Type 1 plasminogen activator inhibitor (PAI‐1) is the primary inhibitor of tissue‐type plasminogen activator (tPA) and urokinase‐type plasminogen activator (uPA). Whereas PAI‐1 is not expressed in normal kidneys, it is strongly induced in glomerular diseases and thus could promote the local accumulation of fibrin. To study the role of PAI‐1 in the development of inflammatory glomerular injury, passive antiglomerular basement membrane (GBM) glomerulonephritis (GN) was induced in PAI‐1 knockout mice and in wild‐type mice of the same genetic background. Unexpectedly, PAI‐1 deficiency was associated with an early and severe exacerbation of glomerular injury: Infiltration by CD 4 T cells, proportion of fibrinous crescents, and renal function impairment were significantly more pronounced in PAI‐1 −/− mice.
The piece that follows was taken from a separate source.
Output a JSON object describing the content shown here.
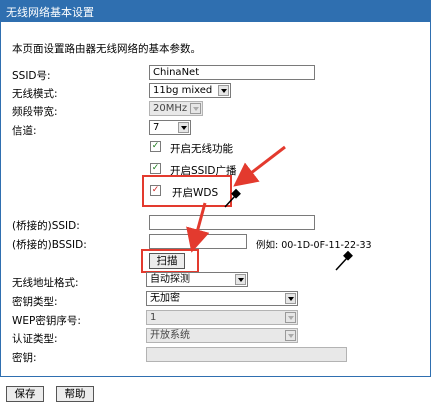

Interestingly, activation of transforming growth factor (TGF)‐β, which is known to be dependent on the PA/plasmin system in vitro, was dramatically enhanced in the kidneys in the absence of PAI‐1. Moreover, administration of neutralizing antibodies against TGF‐β significantly attenuated the disease in PAI‐1 −/− mice. This suggests that the poor outcome of GN in PAI‐1 −/− mice is consecutive to an uncontrolled activation of TGF‐β and confers PAI‐1 with a new, immunomodulatory role.